Отец снял с воза овцу, развязал ей ноги и поставил на привязь к телеге. Она тоже оказалась горбатой, совсем не похожей на ту, какой была дома, вся дрожала, словно замёрзшая.
— Ну, мать, глядите а я пройдусь, приценюсь, что тут почём, — сказал отец и пошёл мимо телег.
После тряской дороги, колёсного шума-стука я заметил, как зачинался базарный шум. На улицах, сходившихся к базарной площади, скрипели возы, ревела скотина, хрюкали свиньи и визжали поросята. На базаре кричали гуси, блеяли овцы, распевали петухи и говорили, и кричали люди.
Мне захотелось пойти с отцом, но я поздно спохватился, он уже скрылся за повозками и смешался с базарной толпой. К нам подошёл высокий дед с молодайкой, спросил цену овце.
— Пока и не знаю, сколько просить, — ответила мать. — Мужик пошёл цену узнавать.
— Кто тут мужику цену назначит? — спросил дед недовольным тоном. — Сколько сам запросил бы, столько-то и стоила бы.
— Запросить и мильон можно, — сказала мать. — Надо по-людски…
— Хоть одну тыщу мильонов проси, — ответил дед. — А я тебе красненьку дам — и будь довольна.
— Э, да отдавай три красненьких, — отчаялась мать, — и с богом!
— Нет, милая, я тоже ещё похожу. Базар только разгорается.
— Походишь, а пристаёшь, — обиделась мать. — Иди, любуйся. Такой овцы тебе век не сыскать.
За первыми покупателями подошли две старые цыганки, предложили погадать матери.
— Только позавчера гадала, — ответила мать. — Ваши через Каменку табором проезжали — гадала.
— Никто тебе правды не скажет. Настоящая правда только в картах у Марии. — Говорившая цыганка показала на молчавшую. — Её все знают. Она всем правду говорит. На золотом колечке может погадать.
Каждый раз, когда через Каменку проезжали цыгане, мать гадала. О чём ей было гадать, неизвестно было. Никого на стороне из нашей семьи не было, все были здоровы, учились, росли, работали, но она гадала и прогадывала всегда деньги, хлеб, яйца или масло. Цыганки за гаданье брали всё, что им предложат. Брали они за своё враньё и холстиной, и шерстью, и вышитыми полотенцами, и разным тряпьём, на взрослых и малых. Отец не верил цыганкам, смеялся всегда над ними, за что они начинали ему грозить.
Погадать матери у цыганок помешал отец. Он привёл покупателя и продал ему овцу. Мать осталась распродавать остальной товар, а мы с отцом пошли по городу. Ему надо было взять в каком-то учреждении справку. Мы пошли по улице под стрижеными липами — и вдруг свершилось чудо.
Я нашёл между липами десять копеек.
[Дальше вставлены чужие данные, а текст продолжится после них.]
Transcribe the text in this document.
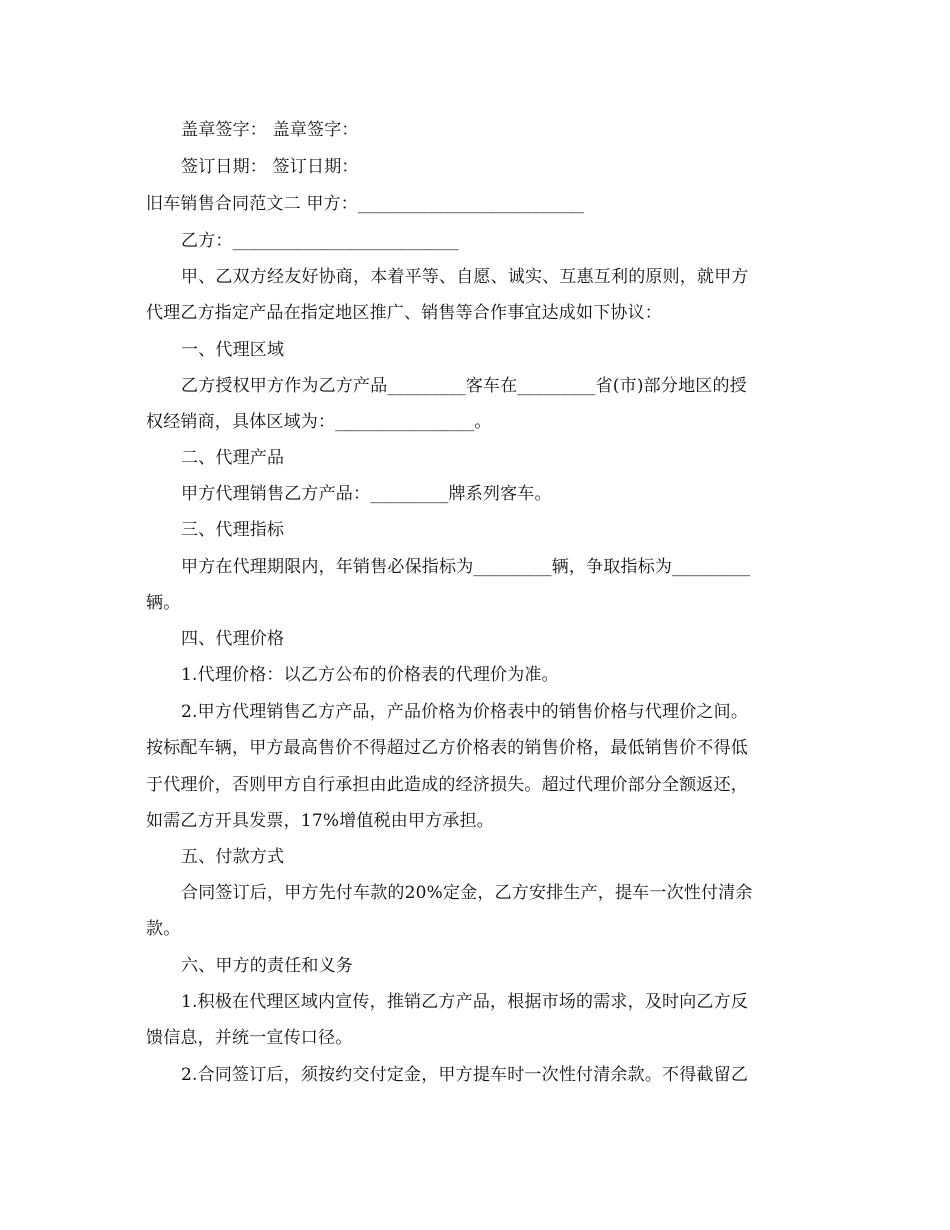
盖章签字： 盖章签字：
签订日期： 签订日期：
旧车销售合同范文二 甲方：__________________________
乙方：__________________________
甲、乙双方经友好协商，本着平等、自愿、诚实、互惠互利的原则，就甲方
代理乙方指定产品在指定地区推广、销售等合作事宜达成如下协议：
一、代理区域
乙方授权甲方作为乙方产品_________客车在_________省(市)部分地区的授
权经销商，具体区域为：________________。
二、代理产品
甲方代理销售乙方产品：_________牌系列客车。
三、代理指标
甲方在代理期限内，年销售必保指标为_________辆，争取指标为_________
辆。
四、代理价格
1.代理价格：以乙方公布的价格表的代理价为准。
2.甲方代理销售乙方产品，产品价格为价格表中的销售价格与代理价之间。
按标配车辆，甲方最高售价不得超过乙方价格表的销售价格，最低销售价不得低
于代理价，否则甲方自行承担由此造成的经济损失。超过代理价部分全额返还，
如需乙方开具发票，17%增值税由甲方承担。
五、付款方式
合同签订后，甲方先付车款的20%定金，乙方安排生产，提车一次性付清余
款。
六、甲方的责任和义务
1.积极在代理区域内宣传，推销乙方产品，根据市场的需求，及时向乙方反
馈信息，并统一宣传口径。
2.合同签订后，须按约交付定金，甲方提车时一次性付清余款。不得截留乙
Серебряная монетка блеснула на солнце. Я думал: стёклышко, поднял, но это оказались настоящие деньги. Я не помню, что было за учреждение, куда мы ходили с отцом, но на обратном пути он повёл меня по торговым рядам, показывал разные товары и в одном магазине купил мне кепку с подкладкой в весёлых красненьких цветочках. Я надел кепку и не захотел её снять.
— Ну, так с обновками не поступают, — сказал отец. — Кепка тебе куплена для школы, а ты её сразу носить собрался. Пусть дядя завернёт её нам, чтобы не запылилась. Первого сентября наденешь новенькую.
Я снял кепку и, отвернувшись от всех, сунул её на прилавок. Отец взял обновку, спрятал.
— Ну, вот уже и Федулом стал, — сказал отец. — Федул, ты что губы надул? Ладно, не дуйся, а то лопнешь. Пойдём в другой магазин, поищем чего-нибудь сладенького.
— Не нужно мне сладенького, — пробурчал я.
У входа в другой магазин отец положил мне на голову руку, сказал:
— Давай, сын, договоримся с тобой, что больше ты нигде и никогда не будешь ни на кого обижаться, если тебе что-то не разрешают взять, и никогда не спеши наряжаться. Будешь думать о нарядах — толку из тебя не выйдет.
— Ладно, не буду думать, — ответил я.
— Держи твою находку. В этом магазине купи себе то, что понравится.
В магазине продавались конфеты. Я смотрел на полки и выбирал, каких мне купить. Все, которые были в бумажках, мне не понравились. Я показал на разноцветные леденцы — и мне продавец отвесил целый кулёк. Я тут же забыл о кепке, поспешил к матери показать ей свою первую покупку. По пути отец купил мороженое и дал мне его. Когда мы вернулись, он оставил меня одного караулить повозку, а сам с матерью снова пошёл по базару.
Мороженое мне не понравилось. Оно было очень холодное и сладкое. Я положил его в сено, чтобы потом отдать матери, и принялся за свои леденцы.